Hace más de quince años que un equipo de ingenieros y arquitectos japoneses. recibió el encargo de construir un nuevo aeropuerto en El Salvadon Situado a unos treinta kilómetros de la capital, aquellos técnicos entendieron que tal distancia alargaría el tiempo de permanencia de los pasajeros en el aeropuerto y decidieron diseñar una sala con gradas enmoquetadas en la que la gente pudiera dar en posición horizontal la cabezada misericorde que aliviara su espera. Una posibilidad mucho más racional y humanitaria que la que ofrecen las sillas de plástico de Barajas, cuyos bordes atormentan las costillas de los que tratan de ensayar la postura del cuatro.

Un aeropuerto ha de tener en cuenta esas contingencias, por desgracia tan frecuentes.

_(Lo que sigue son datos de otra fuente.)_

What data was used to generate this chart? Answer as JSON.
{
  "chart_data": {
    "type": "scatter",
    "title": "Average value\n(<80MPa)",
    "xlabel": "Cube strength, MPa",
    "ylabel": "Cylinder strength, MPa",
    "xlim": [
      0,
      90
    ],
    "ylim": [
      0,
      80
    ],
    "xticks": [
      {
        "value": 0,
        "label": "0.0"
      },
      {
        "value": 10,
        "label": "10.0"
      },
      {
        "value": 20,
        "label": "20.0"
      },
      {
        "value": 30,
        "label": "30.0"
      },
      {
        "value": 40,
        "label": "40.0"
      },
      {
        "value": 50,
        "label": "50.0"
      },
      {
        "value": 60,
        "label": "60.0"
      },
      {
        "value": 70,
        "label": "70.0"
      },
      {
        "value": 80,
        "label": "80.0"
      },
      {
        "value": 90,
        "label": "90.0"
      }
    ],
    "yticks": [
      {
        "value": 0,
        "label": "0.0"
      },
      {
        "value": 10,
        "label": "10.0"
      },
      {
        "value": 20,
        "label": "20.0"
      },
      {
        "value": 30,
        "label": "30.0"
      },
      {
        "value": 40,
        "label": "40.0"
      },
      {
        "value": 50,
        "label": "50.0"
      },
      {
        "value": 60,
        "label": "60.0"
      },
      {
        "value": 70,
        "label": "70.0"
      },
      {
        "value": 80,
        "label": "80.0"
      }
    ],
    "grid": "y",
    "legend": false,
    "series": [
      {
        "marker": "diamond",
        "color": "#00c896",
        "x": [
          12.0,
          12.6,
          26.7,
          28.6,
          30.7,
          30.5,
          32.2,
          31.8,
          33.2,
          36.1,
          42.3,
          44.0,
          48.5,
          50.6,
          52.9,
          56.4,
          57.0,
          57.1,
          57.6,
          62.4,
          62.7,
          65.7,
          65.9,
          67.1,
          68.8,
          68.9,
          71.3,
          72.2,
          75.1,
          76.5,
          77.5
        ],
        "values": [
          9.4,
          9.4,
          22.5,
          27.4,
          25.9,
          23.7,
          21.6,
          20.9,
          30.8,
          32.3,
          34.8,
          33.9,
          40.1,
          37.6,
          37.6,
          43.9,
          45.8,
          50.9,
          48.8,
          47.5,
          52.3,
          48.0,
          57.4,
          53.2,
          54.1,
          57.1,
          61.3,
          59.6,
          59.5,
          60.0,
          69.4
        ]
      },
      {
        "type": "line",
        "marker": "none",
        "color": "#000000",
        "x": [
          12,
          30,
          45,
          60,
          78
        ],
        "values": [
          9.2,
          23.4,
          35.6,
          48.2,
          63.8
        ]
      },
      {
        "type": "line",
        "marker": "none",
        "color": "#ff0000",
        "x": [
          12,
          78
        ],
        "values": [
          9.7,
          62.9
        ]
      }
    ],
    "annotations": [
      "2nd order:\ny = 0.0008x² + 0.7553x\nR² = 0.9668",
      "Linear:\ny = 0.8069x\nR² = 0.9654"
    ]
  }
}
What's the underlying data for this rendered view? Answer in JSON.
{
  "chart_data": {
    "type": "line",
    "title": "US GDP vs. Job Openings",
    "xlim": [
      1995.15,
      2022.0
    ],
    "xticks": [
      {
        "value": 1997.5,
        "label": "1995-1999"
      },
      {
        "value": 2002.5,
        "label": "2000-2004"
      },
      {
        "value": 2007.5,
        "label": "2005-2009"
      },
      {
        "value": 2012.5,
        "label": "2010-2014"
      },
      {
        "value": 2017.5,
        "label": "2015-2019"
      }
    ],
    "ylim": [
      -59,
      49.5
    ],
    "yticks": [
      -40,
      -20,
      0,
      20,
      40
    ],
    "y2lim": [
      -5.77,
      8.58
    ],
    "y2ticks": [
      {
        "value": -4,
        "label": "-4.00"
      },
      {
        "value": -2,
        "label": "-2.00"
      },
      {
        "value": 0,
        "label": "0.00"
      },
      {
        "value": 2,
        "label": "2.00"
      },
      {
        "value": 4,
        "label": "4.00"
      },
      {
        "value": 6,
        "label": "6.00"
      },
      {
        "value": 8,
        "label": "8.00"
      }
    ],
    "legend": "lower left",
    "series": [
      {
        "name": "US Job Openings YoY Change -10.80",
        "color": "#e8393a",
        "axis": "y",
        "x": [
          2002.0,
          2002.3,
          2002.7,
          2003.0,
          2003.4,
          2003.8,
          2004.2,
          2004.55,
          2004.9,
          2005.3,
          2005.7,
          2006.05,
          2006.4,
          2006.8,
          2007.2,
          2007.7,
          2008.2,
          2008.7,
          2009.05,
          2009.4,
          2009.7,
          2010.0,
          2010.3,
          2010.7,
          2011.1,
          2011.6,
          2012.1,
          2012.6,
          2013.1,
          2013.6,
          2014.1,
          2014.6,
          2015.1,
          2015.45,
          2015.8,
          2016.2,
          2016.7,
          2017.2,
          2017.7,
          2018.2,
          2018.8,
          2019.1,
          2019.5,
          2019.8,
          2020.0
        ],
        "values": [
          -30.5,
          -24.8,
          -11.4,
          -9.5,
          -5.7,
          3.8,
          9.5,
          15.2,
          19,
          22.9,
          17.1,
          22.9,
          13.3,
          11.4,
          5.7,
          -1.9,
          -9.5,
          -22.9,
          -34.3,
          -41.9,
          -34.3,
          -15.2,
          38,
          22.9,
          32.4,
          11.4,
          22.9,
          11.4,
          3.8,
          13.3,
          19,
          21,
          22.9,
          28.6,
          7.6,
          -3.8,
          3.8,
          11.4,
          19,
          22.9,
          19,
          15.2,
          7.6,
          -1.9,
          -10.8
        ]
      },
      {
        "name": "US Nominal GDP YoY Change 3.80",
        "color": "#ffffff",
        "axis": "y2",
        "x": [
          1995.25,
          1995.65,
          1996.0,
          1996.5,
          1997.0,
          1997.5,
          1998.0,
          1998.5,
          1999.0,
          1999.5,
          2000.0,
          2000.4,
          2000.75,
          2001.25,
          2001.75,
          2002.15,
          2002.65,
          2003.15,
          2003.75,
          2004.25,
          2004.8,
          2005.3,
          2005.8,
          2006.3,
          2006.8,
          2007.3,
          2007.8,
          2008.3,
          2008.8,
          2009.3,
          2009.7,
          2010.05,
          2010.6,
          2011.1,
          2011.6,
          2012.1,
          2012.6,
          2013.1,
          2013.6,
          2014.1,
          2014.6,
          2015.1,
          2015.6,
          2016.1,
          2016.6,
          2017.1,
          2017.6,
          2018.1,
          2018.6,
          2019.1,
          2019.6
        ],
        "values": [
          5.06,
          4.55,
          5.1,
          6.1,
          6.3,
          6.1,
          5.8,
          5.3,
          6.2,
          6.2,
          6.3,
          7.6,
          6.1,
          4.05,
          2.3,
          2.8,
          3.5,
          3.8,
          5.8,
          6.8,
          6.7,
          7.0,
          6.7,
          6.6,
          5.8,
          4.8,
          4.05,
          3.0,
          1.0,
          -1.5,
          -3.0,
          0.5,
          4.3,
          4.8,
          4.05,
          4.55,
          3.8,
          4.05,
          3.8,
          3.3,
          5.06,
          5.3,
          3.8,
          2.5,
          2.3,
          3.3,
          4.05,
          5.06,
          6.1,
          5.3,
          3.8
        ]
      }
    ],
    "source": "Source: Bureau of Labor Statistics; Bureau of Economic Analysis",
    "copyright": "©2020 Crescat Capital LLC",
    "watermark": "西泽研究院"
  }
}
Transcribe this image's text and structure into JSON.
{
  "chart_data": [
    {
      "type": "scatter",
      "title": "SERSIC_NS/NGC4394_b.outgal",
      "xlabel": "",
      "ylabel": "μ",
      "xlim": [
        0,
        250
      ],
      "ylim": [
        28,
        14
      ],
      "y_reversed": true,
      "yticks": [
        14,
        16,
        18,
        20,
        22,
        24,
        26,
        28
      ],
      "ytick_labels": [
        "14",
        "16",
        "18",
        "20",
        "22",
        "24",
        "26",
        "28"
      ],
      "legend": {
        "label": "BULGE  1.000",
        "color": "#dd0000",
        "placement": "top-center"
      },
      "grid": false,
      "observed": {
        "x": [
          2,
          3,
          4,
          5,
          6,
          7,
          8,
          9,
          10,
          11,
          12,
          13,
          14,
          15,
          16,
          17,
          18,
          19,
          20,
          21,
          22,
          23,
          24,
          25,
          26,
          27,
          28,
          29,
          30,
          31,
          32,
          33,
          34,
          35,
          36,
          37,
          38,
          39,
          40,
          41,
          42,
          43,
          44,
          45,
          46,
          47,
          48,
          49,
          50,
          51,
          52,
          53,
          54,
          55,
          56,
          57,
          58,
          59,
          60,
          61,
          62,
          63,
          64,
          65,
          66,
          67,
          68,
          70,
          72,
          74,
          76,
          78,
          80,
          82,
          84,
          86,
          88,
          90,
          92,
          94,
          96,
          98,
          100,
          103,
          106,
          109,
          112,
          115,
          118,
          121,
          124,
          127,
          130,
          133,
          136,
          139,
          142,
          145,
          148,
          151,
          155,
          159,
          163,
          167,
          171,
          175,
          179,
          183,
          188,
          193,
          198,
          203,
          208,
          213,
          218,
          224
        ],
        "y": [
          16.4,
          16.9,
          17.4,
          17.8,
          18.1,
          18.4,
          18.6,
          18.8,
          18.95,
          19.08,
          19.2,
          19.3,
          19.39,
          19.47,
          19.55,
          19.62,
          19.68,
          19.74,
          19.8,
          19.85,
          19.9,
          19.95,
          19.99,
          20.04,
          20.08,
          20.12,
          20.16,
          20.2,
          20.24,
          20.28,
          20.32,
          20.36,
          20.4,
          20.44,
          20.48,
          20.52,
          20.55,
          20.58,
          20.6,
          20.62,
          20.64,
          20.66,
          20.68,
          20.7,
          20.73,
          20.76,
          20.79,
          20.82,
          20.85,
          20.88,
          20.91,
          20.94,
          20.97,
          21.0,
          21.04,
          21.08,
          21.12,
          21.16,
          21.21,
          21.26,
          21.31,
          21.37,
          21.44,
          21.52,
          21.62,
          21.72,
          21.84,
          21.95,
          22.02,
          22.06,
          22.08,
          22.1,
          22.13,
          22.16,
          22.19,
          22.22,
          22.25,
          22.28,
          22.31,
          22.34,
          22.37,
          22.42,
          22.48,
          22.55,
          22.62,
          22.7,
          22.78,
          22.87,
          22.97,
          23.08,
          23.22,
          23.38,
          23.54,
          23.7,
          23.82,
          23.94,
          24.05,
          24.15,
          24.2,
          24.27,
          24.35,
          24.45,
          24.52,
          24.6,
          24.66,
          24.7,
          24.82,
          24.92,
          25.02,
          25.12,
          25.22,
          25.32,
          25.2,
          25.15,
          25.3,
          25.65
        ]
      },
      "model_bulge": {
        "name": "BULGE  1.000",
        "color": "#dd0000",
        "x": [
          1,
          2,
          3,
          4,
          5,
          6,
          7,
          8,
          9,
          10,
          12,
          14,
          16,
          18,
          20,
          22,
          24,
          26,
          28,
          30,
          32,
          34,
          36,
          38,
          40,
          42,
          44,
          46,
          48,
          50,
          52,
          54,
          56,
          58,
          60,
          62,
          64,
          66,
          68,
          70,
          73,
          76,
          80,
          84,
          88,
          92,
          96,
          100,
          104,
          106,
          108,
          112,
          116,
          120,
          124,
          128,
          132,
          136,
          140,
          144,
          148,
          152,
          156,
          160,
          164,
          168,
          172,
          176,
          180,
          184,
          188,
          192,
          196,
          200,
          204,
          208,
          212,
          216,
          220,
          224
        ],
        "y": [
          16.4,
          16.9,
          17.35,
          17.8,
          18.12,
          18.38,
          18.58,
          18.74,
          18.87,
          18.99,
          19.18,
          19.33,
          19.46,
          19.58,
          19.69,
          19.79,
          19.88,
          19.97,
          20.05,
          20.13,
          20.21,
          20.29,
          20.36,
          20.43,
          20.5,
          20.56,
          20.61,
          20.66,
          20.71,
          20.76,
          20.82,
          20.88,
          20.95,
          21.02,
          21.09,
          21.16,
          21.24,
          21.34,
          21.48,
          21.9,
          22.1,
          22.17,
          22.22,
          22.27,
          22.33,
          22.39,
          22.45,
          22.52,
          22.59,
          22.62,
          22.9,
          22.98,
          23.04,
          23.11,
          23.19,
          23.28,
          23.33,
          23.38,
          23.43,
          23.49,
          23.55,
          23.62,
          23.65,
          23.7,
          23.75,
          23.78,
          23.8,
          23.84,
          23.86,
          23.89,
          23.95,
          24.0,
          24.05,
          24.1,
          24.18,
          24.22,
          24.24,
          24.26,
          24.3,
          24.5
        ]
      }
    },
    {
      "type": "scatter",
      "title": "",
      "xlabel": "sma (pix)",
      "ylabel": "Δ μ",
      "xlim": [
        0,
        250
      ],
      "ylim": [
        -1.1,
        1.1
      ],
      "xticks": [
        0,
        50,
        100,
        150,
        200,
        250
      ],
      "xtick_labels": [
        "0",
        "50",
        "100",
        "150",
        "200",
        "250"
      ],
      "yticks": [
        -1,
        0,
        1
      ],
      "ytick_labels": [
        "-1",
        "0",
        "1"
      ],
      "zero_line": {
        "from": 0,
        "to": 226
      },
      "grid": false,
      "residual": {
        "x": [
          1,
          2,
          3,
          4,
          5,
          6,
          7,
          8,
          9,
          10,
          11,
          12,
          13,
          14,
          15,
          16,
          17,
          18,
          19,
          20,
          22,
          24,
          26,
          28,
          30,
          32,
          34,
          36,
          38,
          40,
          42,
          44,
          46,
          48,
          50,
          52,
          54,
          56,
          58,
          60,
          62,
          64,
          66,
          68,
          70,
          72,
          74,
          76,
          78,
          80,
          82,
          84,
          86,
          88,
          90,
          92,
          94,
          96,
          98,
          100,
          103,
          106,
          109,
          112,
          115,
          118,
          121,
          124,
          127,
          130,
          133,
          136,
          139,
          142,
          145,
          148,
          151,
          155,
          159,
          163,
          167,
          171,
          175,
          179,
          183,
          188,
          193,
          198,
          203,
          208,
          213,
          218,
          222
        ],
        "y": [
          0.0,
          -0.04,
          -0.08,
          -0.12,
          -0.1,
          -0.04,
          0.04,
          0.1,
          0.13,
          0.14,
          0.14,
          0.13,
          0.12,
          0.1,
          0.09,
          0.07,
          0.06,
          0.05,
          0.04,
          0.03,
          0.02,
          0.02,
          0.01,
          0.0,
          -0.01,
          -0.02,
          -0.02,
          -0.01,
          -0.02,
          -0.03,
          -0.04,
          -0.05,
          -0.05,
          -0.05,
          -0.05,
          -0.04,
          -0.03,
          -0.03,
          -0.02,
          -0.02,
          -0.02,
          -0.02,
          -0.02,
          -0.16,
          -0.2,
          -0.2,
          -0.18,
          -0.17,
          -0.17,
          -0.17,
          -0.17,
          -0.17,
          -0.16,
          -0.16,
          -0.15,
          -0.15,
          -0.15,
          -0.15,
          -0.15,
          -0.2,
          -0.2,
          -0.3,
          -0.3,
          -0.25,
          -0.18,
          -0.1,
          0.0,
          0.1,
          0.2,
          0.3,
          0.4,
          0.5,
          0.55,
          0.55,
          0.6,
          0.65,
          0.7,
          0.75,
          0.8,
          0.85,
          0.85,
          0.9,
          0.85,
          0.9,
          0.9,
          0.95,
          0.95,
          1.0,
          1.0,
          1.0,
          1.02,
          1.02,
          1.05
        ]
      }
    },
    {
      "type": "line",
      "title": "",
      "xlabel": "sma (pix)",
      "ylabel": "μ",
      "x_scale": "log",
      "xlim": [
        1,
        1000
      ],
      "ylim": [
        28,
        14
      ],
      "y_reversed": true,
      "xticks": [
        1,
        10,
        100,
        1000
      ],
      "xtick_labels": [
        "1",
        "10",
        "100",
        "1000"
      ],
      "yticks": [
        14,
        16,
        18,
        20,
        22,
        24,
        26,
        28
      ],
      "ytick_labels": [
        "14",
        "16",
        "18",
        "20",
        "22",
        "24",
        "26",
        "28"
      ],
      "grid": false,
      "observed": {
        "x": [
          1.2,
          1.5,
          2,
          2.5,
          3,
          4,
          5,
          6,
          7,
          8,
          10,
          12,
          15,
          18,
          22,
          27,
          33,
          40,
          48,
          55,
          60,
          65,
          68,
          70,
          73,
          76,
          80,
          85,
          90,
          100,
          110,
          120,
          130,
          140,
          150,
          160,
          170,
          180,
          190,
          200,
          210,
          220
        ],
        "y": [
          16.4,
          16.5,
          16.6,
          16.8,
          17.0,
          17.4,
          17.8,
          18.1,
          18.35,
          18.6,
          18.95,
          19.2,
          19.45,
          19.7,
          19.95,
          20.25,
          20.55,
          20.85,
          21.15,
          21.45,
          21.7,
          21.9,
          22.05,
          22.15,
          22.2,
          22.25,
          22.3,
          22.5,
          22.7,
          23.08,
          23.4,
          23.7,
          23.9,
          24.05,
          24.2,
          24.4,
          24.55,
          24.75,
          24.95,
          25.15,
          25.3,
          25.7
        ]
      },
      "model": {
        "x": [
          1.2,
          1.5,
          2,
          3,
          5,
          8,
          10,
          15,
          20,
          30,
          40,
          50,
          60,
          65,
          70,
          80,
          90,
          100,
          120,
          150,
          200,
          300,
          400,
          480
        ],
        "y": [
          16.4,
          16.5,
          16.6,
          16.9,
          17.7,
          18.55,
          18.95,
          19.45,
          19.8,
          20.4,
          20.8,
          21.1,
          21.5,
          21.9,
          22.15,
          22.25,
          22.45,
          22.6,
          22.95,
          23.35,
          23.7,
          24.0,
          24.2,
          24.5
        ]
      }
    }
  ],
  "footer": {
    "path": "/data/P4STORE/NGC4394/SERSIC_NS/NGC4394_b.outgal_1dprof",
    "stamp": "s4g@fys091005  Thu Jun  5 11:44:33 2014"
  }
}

La dirección debe igualmente exigir a las compañías aéreas mayor información y responsabilidad con los pasajeros. Y estas últimas han de comprender que sus obligaciones para el cliente no empiezan ni terminan en la escalerilla del aparato. Mal está que el instrumental de algunos de sus aviones y muchos de sus pilotos no estén aún capacitados para operar con el sistema de comunicaciones que permite maniobrar sin visibilidad, pero resulta infame que la niebla ciegue también su compromiso profesional con los viajeros. Eso es peor que el zumo.